Nel contesto del settore ferroviario, la figura del preposto ha sollevato diversi interrogativi legati alla sua natura giuridica e alle sue funzioni.
Nonostante l’importanza di questa figura, che spesso svolge il ruolo di supervisione e talvolta anche di garanzia della sicurezza dei lavoratori nell’esercizio delle loro funzioni operative e nei luoghi di lavoro , essa non trova peró una collocazione chiara all’interno delle regole contrattuali, generando confusione tra i lavoratori e le parti coinvolte.
La mancanza di una definizione univoca e il suo impatto sulla gestione operativa è un tema che meriterebbe un’analisi approfondita.
Il preposto, nel settore ferroviario, è un lavoratore con specifiche responsabilità legate alla supervisione e al coordinamento delle attività di altri dipendenti.
In particolare, si occupa di garantire il rispetto delle normative sulla sicurezza, della corretta esecuzione dei compiti e del corretto utilizzo dei dispositivi di sicurezza.
Tuttavia, la sua figura è spesso assimilata a quella di un Capo Tecnico o del Capo Squadra, ma non sempre, visto che in alcune circostanze si parla di preposto di fatto e non di preposto aziendale, quindi con una differenza fondamentale: non sempre è dotato di poteri decisionali formali in ambito contrattuale o gestionale.
Questo crea una sorta di ambiguità rispetto alla sua effettiva responsabilità e soprattutto autonomia.
Ecco perché noi, come FAST Confsal, siamo convinti che una delle principali questioni legate alla figura del PREPOSTO nel settore ferroviario, nonostante il suo ruolo operativo e di supervisione, sia legato alla necessità di trovare una definizione adeguata nelle principali normative contrattuali del settore.
Questo vuoto normativo ha generato numerose difficoltà per i lavoratori che ricoprono questo ruolo, soprattutto chi spesso si ritrova nel ruolo di Preposto di fatto.
La figura del preposto è presente in tantissimi settori, ma nel contesto ferroviario, spesso viene trattata in modo superficiale, senza una regolamentazione che ne definisca con precisione i diritti, i doveri e le responsabilità. I riferimenti generali lasciano troppo spazio interpretativo visto che, l’ambito ferroviario segue delle regolamentazioni talvolta complesse e solo con un adeguato approccio si può inspessire la figura del preposto anche attraverso un adeguata formazione.
Questa mancanza di una definizione formale genera incertezze e rischia di compromettere la sicurezza, che è il fulcro dell’attività ferroviaria.

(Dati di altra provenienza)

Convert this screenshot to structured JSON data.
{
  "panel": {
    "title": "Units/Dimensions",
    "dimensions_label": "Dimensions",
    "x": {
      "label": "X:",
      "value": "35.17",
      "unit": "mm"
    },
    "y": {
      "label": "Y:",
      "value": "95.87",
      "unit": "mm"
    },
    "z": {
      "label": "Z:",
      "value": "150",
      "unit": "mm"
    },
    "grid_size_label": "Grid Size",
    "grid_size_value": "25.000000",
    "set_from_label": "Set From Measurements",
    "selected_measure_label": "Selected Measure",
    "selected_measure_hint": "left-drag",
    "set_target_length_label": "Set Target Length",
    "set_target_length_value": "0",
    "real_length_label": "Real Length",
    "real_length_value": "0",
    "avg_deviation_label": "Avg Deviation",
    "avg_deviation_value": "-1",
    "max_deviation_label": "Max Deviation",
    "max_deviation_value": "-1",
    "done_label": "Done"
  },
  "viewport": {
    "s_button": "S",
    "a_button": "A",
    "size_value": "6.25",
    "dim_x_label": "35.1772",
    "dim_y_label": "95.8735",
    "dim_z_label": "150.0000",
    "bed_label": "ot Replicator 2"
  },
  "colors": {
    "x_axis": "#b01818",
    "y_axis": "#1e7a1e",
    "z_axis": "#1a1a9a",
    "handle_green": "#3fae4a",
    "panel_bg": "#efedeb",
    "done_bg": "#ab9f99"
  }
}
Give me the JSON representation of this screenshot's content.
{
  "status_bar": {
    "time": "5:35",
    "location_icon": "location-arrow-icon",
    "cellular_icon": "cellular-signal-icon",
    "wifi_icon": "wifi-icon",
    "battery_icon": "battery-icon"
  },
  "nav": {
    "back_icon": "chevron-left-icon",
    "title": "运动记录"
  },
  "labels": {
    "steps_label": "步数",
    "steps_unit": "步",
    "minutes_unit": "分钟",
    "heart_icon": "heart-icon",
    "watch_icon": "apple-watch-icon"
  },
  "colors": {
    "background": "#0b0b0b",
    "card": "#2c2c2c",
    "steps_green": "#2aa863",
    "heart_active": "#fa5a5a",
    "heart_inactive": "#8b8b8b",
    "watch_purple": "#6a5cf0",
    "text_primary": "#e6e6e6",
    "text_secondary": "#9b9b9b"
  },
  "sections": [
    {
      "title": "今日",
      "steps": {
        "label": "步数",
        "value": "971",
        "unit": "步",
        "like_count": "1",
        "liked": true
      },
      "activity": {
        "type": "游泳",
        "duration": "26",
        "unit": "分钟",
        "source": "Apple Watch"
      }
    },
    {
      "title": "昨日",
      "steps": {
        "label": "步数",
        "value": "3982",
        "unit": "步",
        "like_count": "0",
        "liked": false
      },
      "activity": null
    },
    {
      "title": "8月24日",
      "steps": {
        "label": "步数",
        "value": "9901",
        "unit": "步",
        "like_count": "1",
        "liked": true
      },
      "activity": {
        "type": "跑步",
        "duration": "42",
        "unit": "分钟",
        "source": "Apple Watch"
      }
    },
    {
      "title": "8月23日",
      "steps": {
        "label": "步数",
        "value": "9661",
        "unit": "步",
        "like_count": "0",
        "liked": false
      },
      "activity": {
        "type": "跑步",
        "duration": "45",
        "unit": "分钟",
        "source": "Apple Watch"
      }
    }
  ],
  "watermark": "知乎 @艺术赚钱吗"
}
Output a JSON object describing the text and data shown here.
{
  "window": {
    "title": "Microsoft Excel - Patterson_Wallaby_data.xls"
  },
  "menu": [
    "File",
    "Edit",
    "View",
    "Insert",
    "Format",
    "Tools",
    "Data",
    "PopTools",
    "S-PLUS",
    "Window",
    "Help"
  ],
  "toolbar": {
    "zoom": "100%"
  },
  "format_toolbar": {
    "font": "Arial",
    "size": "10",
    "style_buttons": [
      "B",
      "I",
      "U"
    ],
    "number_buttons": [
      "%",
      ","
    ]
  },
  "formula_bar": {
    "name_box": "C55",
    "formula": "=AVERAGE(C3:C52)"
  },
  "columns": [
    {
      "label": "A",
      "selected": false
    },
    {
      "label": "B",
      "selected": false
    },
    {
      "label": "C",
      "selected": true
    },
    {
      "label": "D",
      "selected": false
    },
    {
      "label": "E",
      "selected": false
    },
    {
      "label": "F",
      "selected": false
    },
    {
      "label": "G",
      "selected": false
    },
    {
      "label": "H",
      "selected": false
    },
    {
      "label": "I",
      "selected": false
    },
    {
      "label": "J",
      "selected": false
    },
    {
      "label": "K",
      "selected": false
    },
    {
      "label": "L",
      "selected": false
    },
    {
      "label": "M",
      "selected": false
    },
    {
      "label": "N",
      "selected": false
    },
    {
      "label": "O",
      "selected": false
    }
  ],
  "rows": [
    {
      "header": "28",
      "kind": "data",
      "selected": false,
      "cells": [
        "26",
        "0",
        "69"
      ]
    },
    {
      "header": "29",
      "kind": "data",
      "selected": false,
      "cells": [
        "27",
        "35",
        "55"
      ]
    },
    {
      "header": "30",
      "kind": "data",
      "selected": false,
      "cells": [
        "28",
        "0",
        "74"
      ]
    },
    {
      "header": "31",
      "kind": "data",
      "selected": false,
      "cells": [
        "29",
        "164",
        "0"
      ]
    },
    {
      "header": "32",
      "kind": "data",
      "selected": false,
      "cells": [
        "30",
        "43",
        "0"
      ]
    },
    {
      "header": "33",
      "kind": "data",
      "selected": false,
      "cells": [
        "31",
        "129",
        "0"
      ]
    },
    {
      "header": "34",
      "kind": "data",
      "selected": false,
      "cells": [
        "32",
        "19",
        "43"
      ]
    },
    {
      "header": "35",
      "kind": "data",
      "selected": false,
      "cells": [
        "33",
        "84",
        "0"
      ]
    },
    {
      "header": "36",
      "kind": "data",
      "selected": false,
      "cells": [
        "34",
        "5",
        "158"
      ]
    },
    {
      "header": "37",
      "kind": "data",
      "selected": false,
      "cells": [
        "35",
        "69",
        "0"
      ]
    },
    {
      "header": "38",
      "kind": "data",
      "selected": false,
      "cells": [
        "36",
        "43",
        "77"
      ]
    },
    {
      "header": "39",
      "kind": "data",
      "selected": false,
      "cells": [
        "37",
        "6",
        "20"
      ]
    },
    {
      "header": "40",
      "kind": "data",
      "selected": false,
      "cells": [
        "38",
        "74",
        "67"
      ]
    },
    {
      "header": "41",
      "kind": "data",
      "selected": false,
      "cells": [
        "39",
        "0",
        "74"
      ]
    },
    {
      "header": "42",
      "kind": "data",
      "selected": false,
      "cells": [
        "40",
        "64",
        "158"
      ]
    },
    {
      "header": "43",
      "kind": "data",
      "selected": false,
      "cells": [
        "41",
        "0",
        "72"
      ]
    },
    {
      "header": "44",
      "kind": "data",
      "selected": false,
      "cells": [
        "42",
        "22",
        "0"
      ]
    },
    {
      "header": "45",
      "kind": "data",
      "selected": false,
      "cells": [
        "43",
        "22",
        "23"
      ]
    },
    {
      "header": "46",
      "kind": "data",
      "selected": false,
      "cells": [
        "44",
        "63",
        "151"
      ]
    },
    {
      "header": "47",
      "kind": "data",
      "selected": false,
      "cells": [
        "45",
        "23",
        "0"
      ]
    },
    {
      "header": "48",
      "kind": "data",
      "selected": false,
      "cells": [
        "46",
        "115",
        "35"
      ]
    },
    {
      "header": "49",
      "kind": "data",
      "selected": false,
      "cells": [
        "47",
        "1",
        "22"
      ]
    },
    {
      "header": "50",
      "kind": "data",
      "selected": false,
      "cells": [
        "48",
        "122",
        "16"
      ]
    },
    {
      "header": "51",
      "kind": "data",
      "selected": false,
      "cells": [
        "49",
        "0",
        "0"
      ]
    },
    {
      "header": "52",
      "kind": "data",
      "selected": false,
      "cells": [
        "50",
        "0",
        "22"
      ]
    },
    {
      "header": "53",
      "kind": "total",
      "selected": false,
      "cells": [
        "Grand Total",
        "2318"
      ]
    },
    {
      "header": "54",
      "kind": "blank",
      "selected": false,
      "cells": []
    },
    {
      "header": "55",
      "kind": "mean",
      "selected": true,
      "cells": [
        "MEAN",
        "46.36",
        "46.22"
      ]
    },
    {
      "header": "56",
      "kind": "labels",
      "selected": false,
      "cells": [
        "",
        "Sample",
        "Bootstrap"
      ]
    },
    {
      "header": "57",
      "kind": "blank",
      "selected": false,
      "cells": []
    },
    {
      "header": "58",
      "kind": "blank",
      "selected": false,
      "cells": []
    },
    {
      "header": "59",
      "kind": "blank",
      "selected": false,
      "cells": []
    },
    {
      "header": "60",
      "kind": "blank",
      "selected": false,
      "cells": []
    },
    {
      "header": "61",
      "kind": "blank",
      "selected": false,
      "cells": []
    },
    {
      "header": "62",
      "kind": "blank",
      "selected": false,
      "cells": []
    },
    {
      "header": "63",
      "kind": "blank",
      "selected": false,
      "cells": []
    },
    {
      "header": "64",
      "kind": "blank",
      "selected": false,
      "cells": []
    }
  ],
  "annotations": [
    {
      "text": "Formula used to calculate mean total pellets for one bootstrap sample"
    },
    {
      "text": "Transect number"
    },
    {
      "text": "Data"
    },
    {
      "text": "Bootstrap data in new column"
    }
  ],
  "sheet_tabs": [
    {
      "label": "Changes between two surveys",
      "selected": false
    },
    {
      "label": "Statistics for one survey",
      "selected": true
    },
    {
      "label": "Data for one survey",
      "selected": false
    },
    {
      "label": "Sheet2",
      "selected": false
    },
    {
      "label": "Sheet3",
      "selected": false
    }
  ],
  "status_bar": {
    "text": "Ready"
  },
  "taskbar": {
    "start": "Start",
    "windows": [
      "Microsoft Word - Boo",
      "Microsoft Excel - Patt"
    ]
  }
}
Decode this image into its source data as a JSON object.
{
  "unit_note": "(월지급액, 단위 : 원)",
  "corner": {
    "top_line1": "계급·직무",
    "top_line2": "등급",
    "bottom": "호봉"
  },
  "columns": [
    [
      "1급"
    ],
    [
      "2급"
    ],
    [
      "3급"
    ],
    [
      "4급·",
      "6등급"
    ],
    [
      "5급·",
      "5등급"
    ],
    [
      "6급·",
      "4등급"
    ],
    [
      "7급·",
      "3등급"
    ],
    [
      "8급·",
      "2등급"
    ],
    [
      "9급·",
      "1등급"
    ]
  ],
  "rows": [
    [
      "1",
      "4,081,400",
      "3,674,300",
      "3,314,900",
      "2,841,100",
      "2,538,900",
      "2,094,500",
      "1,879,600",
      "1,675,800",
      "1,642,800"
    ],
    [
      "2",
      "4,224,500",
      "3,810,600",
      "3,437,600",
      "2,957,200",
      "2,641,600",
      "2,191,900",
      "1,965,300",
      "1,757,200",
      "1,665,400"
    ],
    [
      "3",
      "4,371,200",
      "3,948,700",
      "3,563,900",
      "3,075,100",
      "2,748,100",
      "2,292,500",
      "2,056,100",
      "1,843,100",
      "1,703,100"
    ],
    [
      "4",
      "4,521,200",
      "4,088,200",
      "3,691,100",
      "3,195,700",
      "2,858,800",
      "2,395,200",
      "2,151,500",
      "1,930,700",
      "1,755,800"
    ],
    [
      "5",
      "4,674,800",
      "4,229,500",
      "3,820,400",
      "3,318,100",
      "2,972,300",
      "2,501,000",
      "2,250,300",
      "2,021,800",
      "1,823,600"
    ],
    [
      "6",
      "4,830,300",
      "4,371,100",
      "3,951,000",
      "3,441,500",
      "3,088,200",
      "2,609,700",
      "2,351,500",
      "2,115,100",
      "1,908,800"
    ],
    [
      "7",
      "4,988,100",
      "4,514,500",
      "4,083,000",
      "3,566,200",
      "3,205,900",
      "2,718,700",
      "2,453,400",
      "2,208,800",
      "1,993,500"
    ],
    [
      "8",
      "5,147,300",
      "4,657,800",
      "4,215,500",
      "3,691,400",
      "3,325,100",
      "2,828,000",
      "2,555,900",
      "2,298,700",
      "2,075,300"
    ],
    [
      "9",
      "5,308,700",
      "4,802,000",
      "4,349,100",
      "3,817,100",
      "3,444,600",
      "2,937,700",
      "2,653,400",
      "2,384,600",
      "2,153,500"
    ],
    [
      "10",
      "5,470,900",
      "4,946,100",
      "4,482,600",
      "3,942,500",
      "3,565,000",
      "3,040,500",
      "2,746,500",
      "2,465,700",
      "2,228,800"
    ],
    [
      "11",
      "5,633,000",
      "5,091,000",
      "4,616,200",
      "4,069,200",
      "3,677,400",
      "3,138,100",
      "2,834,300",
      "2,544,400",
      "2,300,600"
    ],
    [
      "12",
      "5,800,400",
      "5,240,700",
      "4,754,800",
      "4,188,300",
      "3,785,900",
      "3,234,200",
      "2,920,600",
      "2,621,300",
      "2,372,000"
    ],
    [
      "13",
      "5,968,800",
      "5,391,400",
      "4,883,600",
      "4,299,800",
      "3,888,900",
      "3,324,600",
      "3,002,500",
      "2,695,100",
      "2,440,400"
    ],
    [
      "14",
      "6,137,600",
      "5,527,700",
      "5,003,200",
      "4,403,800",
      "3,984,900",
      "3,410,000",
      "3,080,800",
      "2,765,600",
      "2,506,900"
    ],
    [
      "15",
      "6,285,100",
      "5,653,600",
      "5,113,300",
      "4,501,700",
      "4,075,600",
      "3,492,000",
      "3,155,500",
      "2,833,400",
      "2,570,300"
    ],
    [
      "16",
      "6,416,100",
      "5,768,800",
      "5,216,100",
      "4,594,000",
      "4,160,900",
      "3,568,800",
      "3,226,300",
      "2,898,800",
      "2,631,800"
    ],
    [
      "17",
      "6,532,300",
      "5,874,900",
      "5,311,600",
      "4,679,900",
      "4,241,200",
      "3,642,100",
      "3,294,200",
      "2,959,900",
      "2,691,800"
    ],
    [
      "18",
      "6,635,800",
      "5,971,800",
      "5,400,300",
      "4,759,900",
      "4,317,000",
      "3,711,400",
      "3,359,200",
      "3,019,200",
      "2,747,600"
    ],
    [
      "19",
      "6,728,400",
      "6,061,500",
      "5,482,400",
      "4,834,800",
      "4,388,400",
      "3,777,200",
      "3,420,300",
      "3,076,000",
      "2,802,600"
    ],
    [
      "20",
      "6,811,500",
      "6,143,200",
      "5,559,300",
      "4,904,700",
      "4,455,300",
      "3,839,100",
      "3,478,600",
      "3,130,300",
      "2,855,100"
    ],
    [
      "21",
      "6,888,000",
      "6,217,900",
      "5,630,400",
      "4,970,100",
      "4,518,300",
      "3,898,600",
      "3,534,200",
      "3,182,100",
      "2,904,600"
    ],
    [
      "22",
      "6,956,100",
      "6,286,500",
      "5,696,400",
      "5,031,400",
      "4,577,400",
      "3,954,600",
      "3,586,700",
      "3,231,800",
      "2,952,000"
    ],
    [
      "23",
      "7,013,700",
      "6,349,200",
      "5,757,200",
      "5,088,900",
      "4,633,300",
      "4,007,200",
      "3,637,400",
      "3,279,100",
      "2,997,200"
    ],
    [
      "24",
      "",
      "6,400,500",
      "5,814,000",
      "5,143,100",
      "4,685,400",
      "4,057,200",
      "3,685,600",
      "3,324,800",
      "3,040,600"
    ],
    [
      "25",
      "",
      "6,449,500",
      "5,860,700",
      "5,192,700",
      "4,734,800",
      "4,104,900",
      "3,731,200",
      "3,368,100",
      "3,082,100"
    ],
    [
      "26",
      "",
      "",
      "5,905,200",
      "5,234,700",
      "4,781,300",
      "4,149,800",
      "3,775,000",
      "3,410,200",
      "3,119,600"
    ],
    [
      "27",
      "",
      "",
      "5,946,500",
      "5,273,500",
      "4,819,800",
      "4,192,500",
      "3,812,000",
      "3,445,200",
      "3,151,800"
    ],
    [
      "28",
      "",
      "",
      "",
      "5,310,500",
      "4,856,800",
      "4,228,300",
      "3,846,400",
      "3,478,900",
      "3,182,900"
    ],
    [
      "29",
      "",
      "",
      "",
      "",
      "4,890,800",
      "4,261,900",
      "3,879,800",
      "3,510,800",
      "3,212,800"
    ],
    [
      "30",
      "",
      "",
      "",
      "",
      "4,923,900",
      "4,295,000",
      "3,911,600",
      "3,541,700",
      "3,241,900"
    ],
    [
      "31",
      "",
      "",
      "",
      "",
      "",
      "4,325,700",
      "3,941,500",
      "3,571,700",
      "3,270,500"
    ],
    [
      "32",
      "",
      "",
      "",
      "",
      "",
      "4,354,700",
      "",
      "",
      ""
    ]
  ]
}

La sicurezza sul lavoro è un aspetto fondamentale nel settore ferroviario, noi come FAST CONFSAL ne siamo convinti, tant’è vero che abbiamo promosso iniziative importanti come la campagna informativa e di sensibilizzazione “TRA.IN.S.”(Trasportare in Sicurezza) iniziativa che ha interessato tantissimi lavoratori del settore.
Perché riteniamo necessario un articolato contrattuale chiara e definita? Perché l’assenza di una regolamentazione specifica rende difficile stabilire anche la sua posizione nelle gerarchie aziendali, con potenziali conflitti di competenza tra diverse figure operative.
Questa confusione, estremizzandone il concetto, potrebbe compromettere anche l’efficienza dell’organizzazione del lavoro e la gestione dei turni, generando disagi sia per i lavoratori che per i datori di lavoro.
In considerazione delle problematiche sopra descritte, come FAST CONFSAL abbiamo sollevato la questione della necessità di regolamentare formalmente la figura del preposto nel contratto collettivo nazionale del lavoro (CCNL) del settore ferroviario.
La proposta di introdurre una normativa chiara su questa figura potrebbe portare a una maggiore certezza giuridica, consentendo ai preposti di agire con maggiori tutele definendo chiaramente compiti e responsabilità.
Inoltre, l’introduzione di una normativa specifica potrebbe anche migliorare la gestione dei conflitti interni, favorire ed implementare la formazione e l’aggiornamento professionale dei preposti e aumentando la consapevolezza riguardo ai loro diritti e doveri. Questo potrebbe tradursi in un miglioramento complessivo della sicurezza e dell’efficienza del servizio ferroviario.
È necessario, quindi, un intervento di norma contrattuale che definisca chiaramente il ruolo del preposto, le sue responsabilità e i suoi diritti. Solo così si potrà garantire un ambiente di lavoro più sicuro e organizzato, che rispetti pienamente le esigenze dei lavoratori e delle imprese ferroviarie.